Miroreur, en vous lisant, je me rends compte que nous sommes
d’ accord, je ne comprends donc pas pourquoi avez commenté mon post en ces
termes « Donc sans être
méchant, ce que vous affirmez c’est juste du grand n’importe quoi. »
Sur le cas d’espèce, la soustraction
de mineur est un délit et les parents sont en faute pour cela , je ne le
conteste pas.
Je généralise l’affaire en
posant deux questions dont la suivante : des
parents (donc en général ), ont-ils oui
ou non le droit de migrer avec leurs enfants dans des zones de guerre ?
Je réponds que c’est le cas.
Vous me dites que s’ils y
vont pour combattre, il y’ a mise en danger
de la vie de l’enfant, et l’ Etat peut donc s’ opposer à ce départ , et
que cela est différent pour des parents allant juste bosser pour une boite à l’
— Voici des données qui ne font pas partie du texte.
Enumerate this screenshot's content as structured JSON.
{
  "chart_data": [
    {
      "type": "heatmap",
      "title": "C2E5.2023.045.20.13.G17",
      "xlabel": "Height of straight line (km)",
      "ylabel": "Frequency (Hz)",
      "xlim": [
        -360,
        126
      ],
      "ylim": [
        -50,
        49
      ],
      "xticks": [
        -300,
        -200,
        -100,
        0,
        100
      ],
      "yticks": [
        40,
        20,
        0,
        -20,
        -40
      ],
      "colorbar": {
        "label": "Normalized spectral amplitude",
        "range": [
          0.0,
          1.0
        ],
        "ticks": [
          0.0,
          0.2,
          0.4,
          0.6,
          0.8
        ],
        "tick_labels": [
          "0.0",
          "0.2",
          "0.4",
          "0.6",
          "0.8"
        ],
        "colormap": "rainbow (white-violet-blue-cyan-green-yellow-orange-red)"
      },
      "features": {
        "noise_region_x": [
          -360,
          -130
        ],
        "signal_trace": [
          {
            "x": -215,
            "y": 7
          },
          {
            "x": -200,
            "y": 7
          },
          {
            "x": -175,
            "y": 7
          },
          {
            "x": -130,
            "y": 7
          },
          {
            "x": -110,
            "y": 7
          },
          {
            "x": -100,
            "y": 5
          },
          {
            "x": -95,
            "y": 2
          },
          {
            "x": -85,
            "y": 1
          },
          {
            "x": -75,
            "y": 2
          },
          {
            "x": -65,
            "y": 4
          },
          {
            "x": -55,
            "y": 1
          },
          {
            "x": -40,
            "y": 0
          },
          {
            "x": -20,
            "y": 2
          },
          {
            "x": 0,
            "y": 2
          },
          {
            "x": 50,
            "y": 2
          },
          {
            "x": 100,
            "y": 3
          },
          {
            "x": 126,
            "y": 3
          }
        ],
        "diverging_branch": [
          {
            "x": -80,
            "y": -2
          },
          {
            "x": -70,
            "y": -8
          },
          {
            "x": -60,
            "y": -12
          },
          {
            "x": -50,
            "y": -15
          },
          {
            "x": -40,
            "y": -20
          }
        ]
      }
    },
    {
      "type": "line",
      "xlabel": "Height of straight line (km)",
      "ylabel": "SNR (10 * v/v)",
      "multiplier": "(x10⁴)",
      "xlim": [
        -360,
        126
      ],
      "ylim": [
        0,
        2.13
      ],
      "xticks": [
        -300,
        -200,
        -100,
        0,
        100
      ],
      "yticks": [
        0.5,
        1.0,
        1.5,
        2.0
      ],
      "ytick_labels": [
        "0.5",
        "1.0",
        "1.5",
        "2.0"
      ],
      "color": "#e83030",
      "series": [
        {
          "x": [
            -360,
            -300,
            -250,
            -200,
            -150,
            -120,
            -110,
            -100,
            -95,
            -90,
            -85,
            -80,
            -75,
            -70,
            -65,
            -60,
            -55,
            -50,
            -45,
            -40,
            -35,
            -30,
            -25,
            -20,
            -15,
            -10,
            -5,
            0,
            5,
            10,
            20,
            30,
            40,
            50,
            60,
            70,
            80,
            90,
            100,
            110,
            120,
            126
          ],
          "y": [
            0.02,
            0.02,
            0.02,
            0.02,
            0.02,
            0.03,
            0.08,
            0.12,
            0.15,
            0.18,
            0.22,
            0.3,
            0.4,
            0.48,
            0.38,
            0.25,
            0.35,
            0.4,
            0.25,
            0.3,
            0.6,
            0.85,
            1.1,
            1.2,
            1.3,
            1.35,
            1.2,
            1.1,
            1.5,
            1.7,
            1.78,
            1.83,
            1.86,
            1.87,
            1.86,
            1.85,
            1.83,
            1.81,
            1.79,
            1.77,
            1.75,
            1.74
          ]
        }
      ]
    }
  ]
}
étranger même dans une zone de guerre.
Je vous réponds que le distinguo
est difficile à faire, voir impossible : selon le livre « les
français djihadistes » de David Thomson, seul une minorité combat
réellement , certains sont utilisés pour diverses taches subalternes , et même
certains s’ insèrent tout simplement dans la vie civile sur la place en ouvrant
des commerces , se mariant ou s’ adonnant
à une quelconque activité commerciale. Les parents d’une famille qui s’en irait
dans ce cadre là doivent ils être considéré comme des combattants mettant la
vie de leurs enfants en danger et donc qu’il faut empêcher de voyager ?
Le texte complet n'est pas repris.